Together with units of the 12th Cavalry Division, Colonel Gorshkov's horsemen occupied the village of Kushchevskaya. The battle for the village lasted all day. The 42nd mountain infantry division of the enemy lost 500 soldiers and officers. However, yielding to the enemy in manpower and equipment, the 15th Cavalry Division was forced to go on the defensive. A critical situation also developed in the sector of the 42nd cavalry regiment, in which K. I. Nedorubov fought with the squadron.

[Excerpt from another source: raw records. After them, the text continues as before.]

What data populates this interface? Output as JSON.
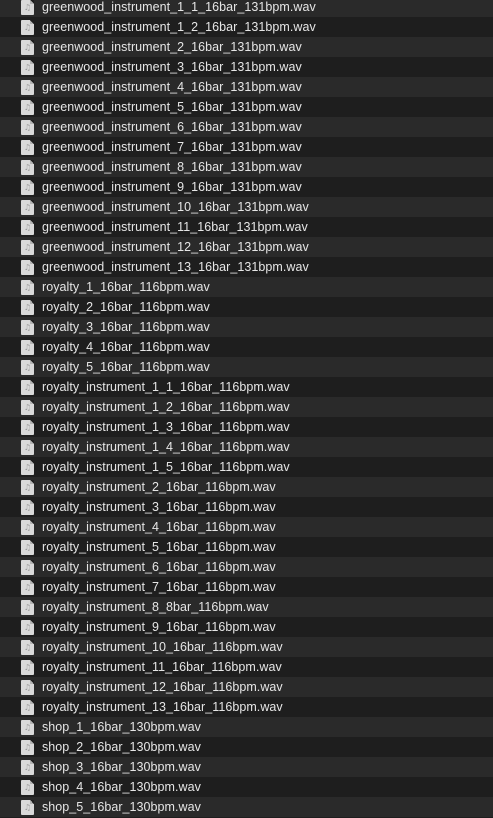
{
  "files": [
    {
      "name": "greenwood_instrument_1_1_16bar_131bpm.wav",
      "icon": "audio-file-icon"
    },
    {
      "name": "greenwood_instrument_1_2_16bar_131bpm.wav",
      "icon": "audio-file-icon"
    },
    {
      "name": "greenwood_instrument_2_16bar_131bpm.wav",
      "icon": "audio-file-icon"
    },
    {
      "name": "greenwood_instrument_3_16bar_131bpm.wav",
      "icon": "audio-file-icon"
    },
    {
      "name": "greenwood_instrument_4_16bar_131bpm.wav",
      "icon": "audio-file-icon"
    },
    {
      "name": "greenwood_instrument_5_16bar_131bpm.wav",
      "icon": "audio-file-icon"
    },
    {
      "name": "greenwood_instrument_6_16bar_131bpm.wav",
      "icon": "audio-file-icon"
    },
    {
      "name": "greenwood_instrument_7_16bar_131bpm.wav",
      "icon": "audio-file-icon"
    },
    {
      "name": "greenwood_instrument_8_16bar_131bpm.wav",
      "icon": "audio-file-icon"
    },
    {
      "name": "greenwood_instrument_9_16bar_131bpm.wav",
      "icon": "audio-file-icon"
    },
    {
      "name": "greenwood_instrument_10_16bar_131bpm.wav",
      "icon": "audio-file-icon"
    },
    {
      "name": "greenwood_instrument_11_16bar_131bpm.wav",
      "icon": "audio-file-icon"
    },
    {
      "name": "greenwood_instrument_12_16bar_131bpm.wav",
      "icon": "audio-file-icon"
    },
    {
      "name": "greenwood_instrument_13_16bar_131bpm.wav",
      "icon": "audio-file-icon"
    },
    {
      "name": "royalty_1_16bar_116bpm.wav",
      "icon": "audio-file-icon"
    },
    {
      "name": "royalty_2_16bar_116bpm.wav",
      "icon": "audio-file-icon"
    },
    {
      "name": "royalty_3_16bar_116bpm.wav",
      "icon": "audio-file-icon"
    },
    {
      "name": "royalty_4_16bar_116bpm.wav",
      "icon": "audio-file-icon"
    },
    {
      "name": "royalty_5_16bar_116bpm.wav",
      "icon": "audio-file-icon"
    },
    {
      "name": "royalty_instrument_1_1_16bar_116bpm.wav",
      "icon": "audio-file-icon"
    },
    {
      "name": "royalty_instrument_1_2_16bar_116bpm.wav",
      "icon": "audio-file-icon"
    },
    {
      "name": "royalty_instrument_1_3_16bar_116bpm.wav",
      "icon": "audio-file-icon"
    },
    {
      "name": "royalty_instrument_1_4_16bar_116bpm.wav",
      "icon": "audio-file-icon"
    },
    {
      "name": "royalty_instrument_1_5_16bar_116bpm.wav",
      "icon": "audio-file-icon"
    },
    {
      "name": "royalty_instrument_2_16bar_116bpm.wav",
      "icon": "audio-file-icon"
    },
    {
      "name": "royalty_instrument_3_16bar_116bpm.wav",
      "icon": "audio-file-icon"
    },
    {
      "name": "royalty_instrument_4_16bar_116bpm.wav",
      "icon": "audio-file-icon"
    },
    {
      "name": "royalty_instrument_5_16bar_116bpm.wav",
      "icon": "audio-file-icon"
    },
    {
      "name": "royalty_instrument_6_16bar_116bpm.wav",
      "icon": "audio-file-icon"
    },
    {
      "name": "royalty_instrument_7_16bar_116bpm.wav",
      "icon": "audio-file-icon"
    },
    {
      "name": "royalty_instrument_8_8bar_116bpm.wav",
      "icon": "audio-file-icon"
    },
    {
      "name": "royalty_instrument_9_16bar_116bpm.wav",
      "icon": "audio-file-icon"
    },
    {
      "name": "royalty_instrument_10_16bar_116bpm.wav",
      "icon": "audio-file-icon"
    },
    {
      "name": "royalty_instrument_11_16bar_116bpm.wav",
      "icon": "audio-file-icon"
    },
    {
      "name": "royalty_instrument_12_16bar_116bpm.wav",
      "icon": "audio-file-icon"
    },
    {
      "name": "royalty_instrument_13_16bar_116bpm.wav",
      "icon": "audio-file-icon"
    },
    {
      "name": "shop_1_16bar_130bpm.wav",
      "icon": "audio-file-icon"
    },
    {
      "name": "shop_2_16bar_130bpm.wav",
      "icon": "audio-file-icon"
    },
    {
      "name": "shop_3_16bar_130bpm.wav",
      "icon": "audio-file-icon"
    },
    {
      "name": "shop_4_16bar_130bpm.wav",
      "icon": "audio-file-icon"
    },
    {
      "name": "shop_5_16bar_130bpm.wav",
      "icon": "audio-file-icon"
    }
  ],
  "colors": {
    "background": "#1e1e1e",
    "stripe": "#2a2a2a",
    "text": "#e6e6e6"
  }
}
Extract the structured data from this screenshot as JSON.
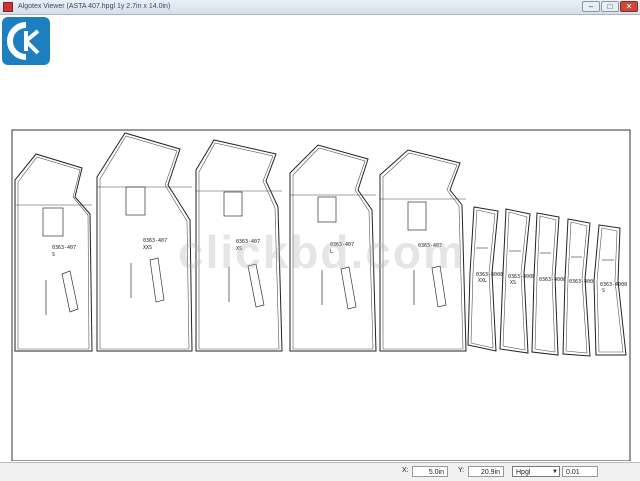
{
  "window": {
    "title": "Algotex Viewer (ASTA 407.hpgl 1y 2.7in x 14.0in)",
    "buttons": {
      "minimize": "–",
      "maximize": "□",
      "close": "✕"
    }
  },
  "pieces": [
    {
      "code": "0363-407",
      "size": "S"
    },
    {
      "code": "0363-407",
      "size": "XXS"
    },
    {
      "code": "0363-407",
      "size": "XS"
    },
    {
      "code": "0363-407",
      "size": "L"
    },
    {
      "code": "0363-407",
      "size": ""
    },
    {
      "code": "0363-4008",
      "size": "XXL"
    },
    {
      "code": "0363-4008",
      "size": "XS"
    },
    {
      "code": "0363-4008",
      "size": ""
    },
    {
      "code": "0363-4008",
      "size": ""
    },
    {
      "code": "0363-4008",
      "size": "S"
    }
  ],
  "status": {
    "x_label": "X:",
    "x_value": "5.0in",
    "y_label": "Y:",
    "y_value": "20.9in",
    "format_select": "Hpgl",
    "scale_value": "0.01"
  },
  "watermark": "clickbd.com",
  "colors": {
    "titlebar": "#d5dfea",
    "accent": "#1e7fc0"
  }
}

The soldiers of the regiment steadfastly repulsed the continuous attacks of the enemy until the enemy managed to reach the left flank. There was a threat of encirclement.

Noticing this, Lieutenant Nedorubov arrived at the breakthrough site along with his son. Armed with machine guns, with a large supply of grenades, they shot the Nazis almost point-blank, throwing grenades at them. The enemy is down. And then K.I.'s command was heard over the battlefield. Nedorubova: "Cossacks, forward for the Motherland, for Stalin, for the free Don." Having led the squadron, K. I. Nedorubov led him to counterattack.

A fierce hand-to-hand fight ensued. Cossack militias destroyed 200 German soldiers and officers. The enemy attack was thwarted. Risking their lives, Konstantin Iosifovich and his son Nikolai saved the day.